The typical accuracy that can be achieved with standard BLE tracking is around 5-10 meters. However, because the system relies on the received signal strength indicator (RSSI) to estimate the location, the results may vary significantly depending on the environment. Obstructions, metals, or people walking around can strongly affect the signal strength. Regardless, BLE positioning remains very popular due to the low-cost nature of the technology.

Recently, the BLE standard added BLE direction finding capability to improve positioning performance. With this method sub-meter positioning accuracy is possible. However, this requires dedicated infrastructure and does not work with standard BLE tags without modification.

RFID (Radio Frequency indentification)

RFID is probably the most well known and most widely used technology for track-and-trace applications.

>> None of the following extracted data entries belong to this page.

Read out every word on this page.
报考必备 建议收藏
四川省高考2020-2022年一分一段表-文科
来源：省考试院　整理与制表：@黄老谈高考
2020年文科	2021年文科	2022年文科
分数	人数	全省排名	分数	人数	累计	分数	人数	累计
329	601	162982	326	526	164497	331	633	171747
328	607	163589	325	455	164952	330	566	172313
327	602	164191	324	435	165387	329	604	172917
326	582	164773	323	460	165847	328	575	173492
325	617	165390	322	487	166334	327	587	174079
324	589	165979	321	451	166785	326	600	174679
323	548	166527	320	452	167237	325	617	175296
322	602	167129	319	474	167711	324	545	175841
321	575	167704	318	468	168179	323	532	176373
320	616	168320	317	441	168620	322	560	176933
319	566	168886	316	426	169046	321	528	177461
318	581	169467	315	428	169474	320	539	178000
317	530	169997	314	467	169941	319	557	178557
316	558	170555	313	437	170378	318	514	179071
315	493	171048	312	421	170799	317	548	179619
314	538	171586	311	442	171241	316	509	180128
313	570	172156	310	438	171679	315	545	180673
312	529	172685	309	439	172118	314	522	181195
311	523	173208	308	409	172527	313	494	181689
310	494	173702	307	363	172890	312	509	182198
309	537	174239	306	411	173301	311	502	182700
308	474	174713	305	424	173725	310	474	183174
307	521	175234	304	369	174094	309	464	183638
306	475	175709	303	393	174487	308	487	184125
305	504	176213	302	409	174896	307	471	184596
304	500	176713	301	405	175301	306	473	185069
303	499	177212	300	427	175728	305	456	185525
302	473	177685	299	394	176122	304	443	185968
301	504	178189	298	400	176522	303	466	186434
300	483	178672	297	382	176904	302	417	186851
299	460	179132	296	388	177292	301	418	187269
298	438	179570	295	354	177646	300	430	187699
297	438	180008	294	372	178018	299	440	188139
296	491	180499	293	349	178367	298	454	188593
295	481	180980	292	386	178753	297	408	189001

With passive RFID the 'tag' can be as simple as a sticker with a small chip and antenna inside costing just a few cents, which opens up the potential to track 'everything'.

However, the downside of this is that it doesn't provide real-time tracking, as the RFID tag can only be detected when being scanned by a (short-range) RFID scanner. This makes RFID technology suitable for inventory control or for certain automations, but not for finding lost assets or for location analytics.

One thing to note though, is that the robustness of RFID is relatively low, and in the presence of metal, there is no guarantee that you will actually detect all RFID. For this reason, RFID is less used in industrial environments.

Wi-Fi scanning

Wi-Fi tracking is very similar to standard Bluetooth in the way that it also uses the signal strength indicator of the Wi-Fi signal to determine location. The accuracy is typically around 5-10m of accuracy, although performance can greatly differ between providers. An advantage is that existing WiFi infrastructure can be utilized, which reduces additional setup costs. However, Wi-Fi has much higher power consumption compared to BLE or UWB, making it more suitable for tracking devices that already have internal WiFi, such as laptops or certain equipment.

Stand-alone, battery-powered Wi-Fi trackers work differently; they do not connect to any Wi-Fi network but instead sniff which access points are around. This information is then offloaded through the cellular network to the cloud to determine the position using the known locations of Wi-Fi access points. Due to the reliance on the cellular network, these trackers require a monthly connectivity fee and are limited to a few tens of location updates per day. This method can be effective for specific use-cases but is constrained by power consumption and update frequency limitations.

Wi-Fi tracking provides a viable option for real-time location systems (RTLS) in environments where Wi-Fi infrastructure is already established. However, the trade-offs in power consumption and accuracy must be considered when implementing these systems.